En 1905, après des vacances passées en Angleterre, Fournier rentre à Lakanal pour une troisième année de « cagne ». La correspondance qu’il échange alors avec Jacques Rivière, boursier de licence en province, permet à celui-ci d’affirmer que cette époque marque parmi celles où sa pensée fut le plus active, où son talent se nourrit et se forma. Il s’assimile Claudel, Gide, Rimbaud, Ibsen, et achève de digérer Laforgue et Jammes. La peinture l’intéresse : en Angleterre, il s’est épris des Préraphaélites. Mais c’est toujours lui qu’il cherche au travers de ce qui l’enthousiasme. Et riches et nombreuses sont les découvertes qu’il fit sur lui-même à cette occasion, ou, plutôt, sur son talent et les conditions de sa création.

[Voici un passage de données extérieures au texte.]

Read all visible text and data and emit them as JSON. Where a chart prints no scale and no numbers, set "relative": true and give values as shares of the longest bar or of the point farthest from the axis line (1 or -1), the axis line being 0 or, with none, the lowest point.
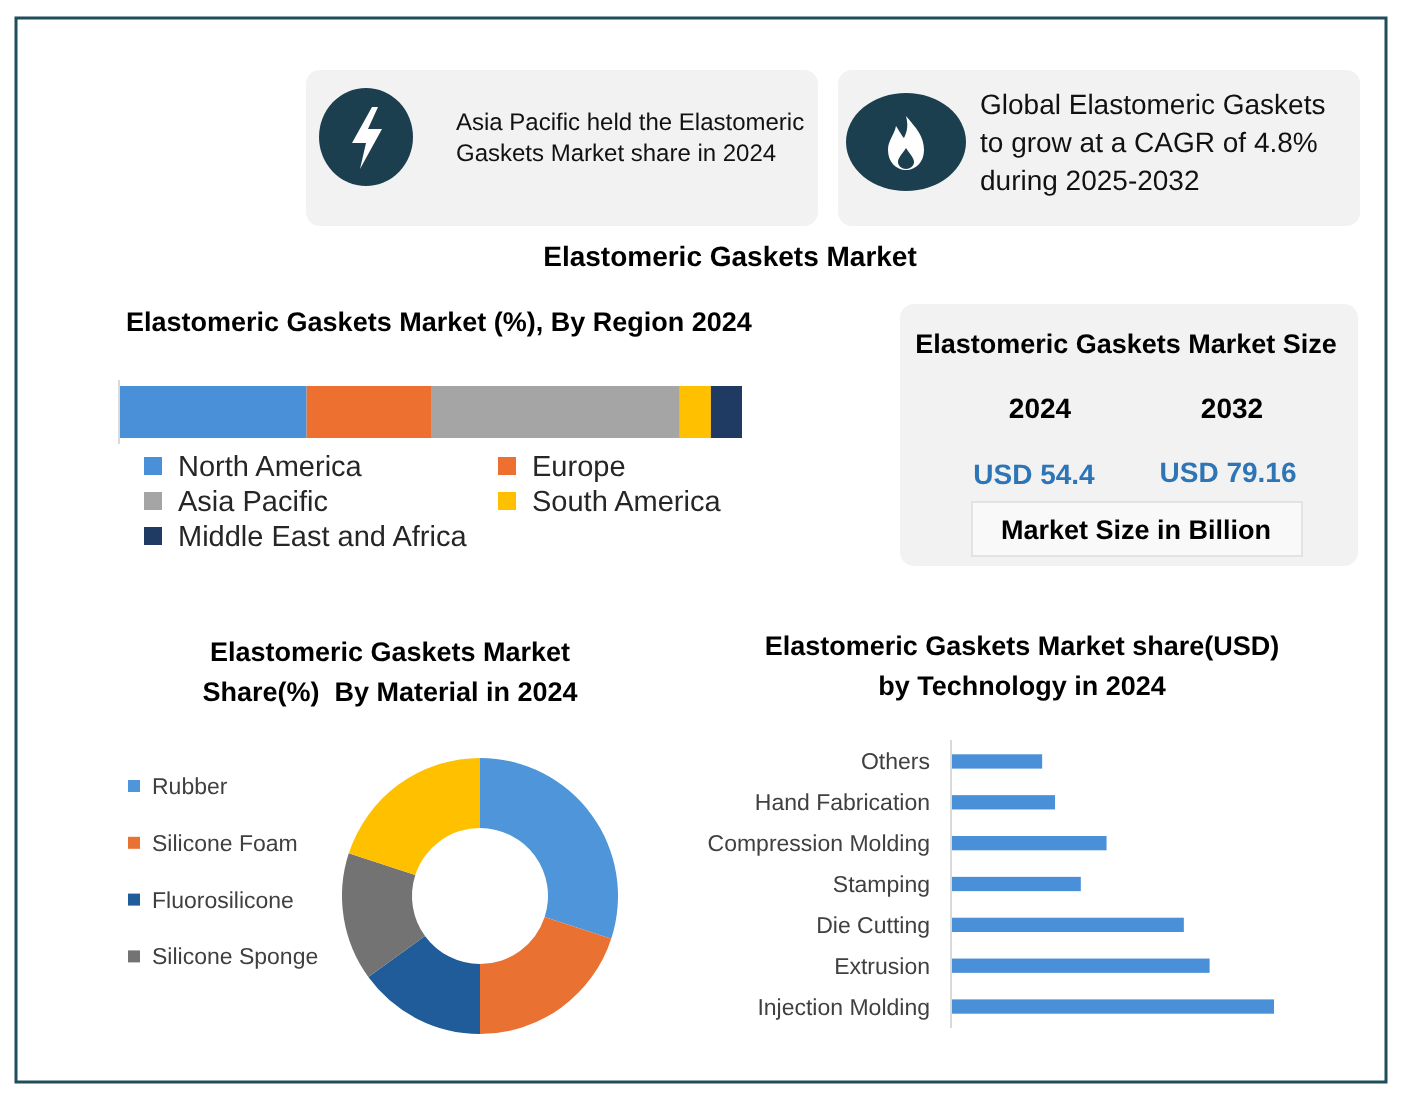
{
  "chart_data": [
    {
      "type": "other",
      "title": "Elastomeric Gaskets Market",
      "annotations": [
        "Asia Pacific held the Elastomeric Gaskets Market share in 2024",
        "Global Elastomeric Gaskets to grow at a CAGR of 4.8% during 2025-2032"
      ]
    },
    {
      "type": "bar",
      "title": "Elastomeric Gaskets Market (%), By Region 2024",
      "orientation": "horizontal",
      "stacked": true,
      "relative": true,
      "categories": [
        null
      ],
      "series": [
        {
          "name": "North America",
          "color": "#4a90d9",
          "values": [
            0.3
          ]
        },
        {
          "name": "Europe",
          "color": "#ed7031",
          "values": [
            0.2
          ]
        },
        {
          "name": "Asia Pacific",
          "color": "#a5a5a5",
          "values": [
            0.4
          ]
        },
        {
          "name": "South America",
          "color": "#ffc000",
          "values": [
            0.05
          ]
        },
        {
          "name": "Middle East and Africa",
          "color": "#1f3b63",
          "values": [
            0.05
          ]
        }
      ],
      "legend": "bottom"
    },
    {
      "type": "other",
      "title": "Elastomeric Gaskets Market Size",
      "annotations": [
        "2024",
        "2032",
        "USD 54.4",
        "USD 79.16",
        "Market Size in Billion"
      ]
    },
    {
      "type": "donut",
      "title": "Elastomeric Gaskets Market Share(%)  By Material in 2024",
      "categories": [
        "Rubber",
        "Silicone Foam",
        "Fluorosilicone",
        "Silicone Sponge",
        null
      ],
      "values": [
        30,
        20,
        15,
        15,
        20
      ],
      "colors": [
        "#4e95d9",
        "#e97132",
        "#1f5c99",
        "#737373",
        "#ffc000"
      ],
      "legend": "left"
    },
    {
      "type": "bar",
      "title": "Elastomeric Gaskets Market share(USD) by Technology in 2024",
      "orientation": "horizontal",
      "relative": true,
      "categories": [
        "Others",
        "Hand Fabrication",
        "Compression Molding",
        "Stamping",
        "Die Cutting",
        "Extrusion",
        "Injection Molding"
      ],
      "values": [
        0.28,
        0.32,
        0.48,
        0.4,
        0.72,
        0.8,
        1
      ],
      "color": "#4a90d9"
    }
  ]
}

En premier lieu, il comprend qu’il trouvera ses sources d’inspiration dans le milieu populaire et paysan dont il sort. De là son hostilité pour tout ce qui pourrait le séparer de sa terre et, plus généralement, du monde vivant, des êtres particuliers. De là sa résistance à tout effort critique, à toute tentative pour emprisonner le réel dans des formules. Pour lui, toute opération de discernement ou d’abstraction brise un contact; or, c’est de contact avec les choses et avec les gens qu’il a d’abord besoin. S’il se dérobe ainsi à toute perception et à toute énonciation du général, c’est que, en déduit Jacques Rivière, Fournier est entraîné déjà par sa vocation de romancier à s’établir sur le plan même de la vie et dans une sorte de commun niveau avec les êtres particuliers.

En second lieu, il se rend compte que naît en lui le don prodigieux de rendre à chaque objet sa dose latente de merveilleux, et il devine tout le parti qu’il en pourra tirer. Il s’écarte, autant que de l’abstraction, de la reconstruction littérale et intégrale de ses modèles : le naturalisme n’est pas son fait. Au contraire, il ne prendra des objets et des âmes que la plus mince pellicule, et leur fournira aussitôt une autre chair, comme immatérielle. Autrement dit, il s’appliquera à unir, par un phénomène de perception simultanée, le particulier et l’idéal, et aboutira à transposer comme automatiquement dans un monde quasi-surnaturel tout le spectacle abordé par son esprit. À l’appui, Jacques Rivière cite ces mots, pris dans une lettre que lui adressait Fournier le 22 août 1906 : « Mon livre futur sera peut-être un perpétuel va-et-vient insensible du rêve à la réalité ». Son esprit, encouragé par ce que ses études philosophiques lui ont révélé de la théorie idéaliste du monde extérieur, vise à faire ce que fait l’enfant vis-à-vis des données de la réalité qu’il réagence et combine merveilleusement, jusqu’à pouvoir loger dans le château qu’il en forme tout ce que sa petite âme souffre et désire. Comme chez Rimbaud, tout spectacle, chez Fournier, revêt un aspect second; mais en celui-ci ce ne sont pas les sens qui, à vrai dire, interviennent : c’est le cœur, c’est l’âme.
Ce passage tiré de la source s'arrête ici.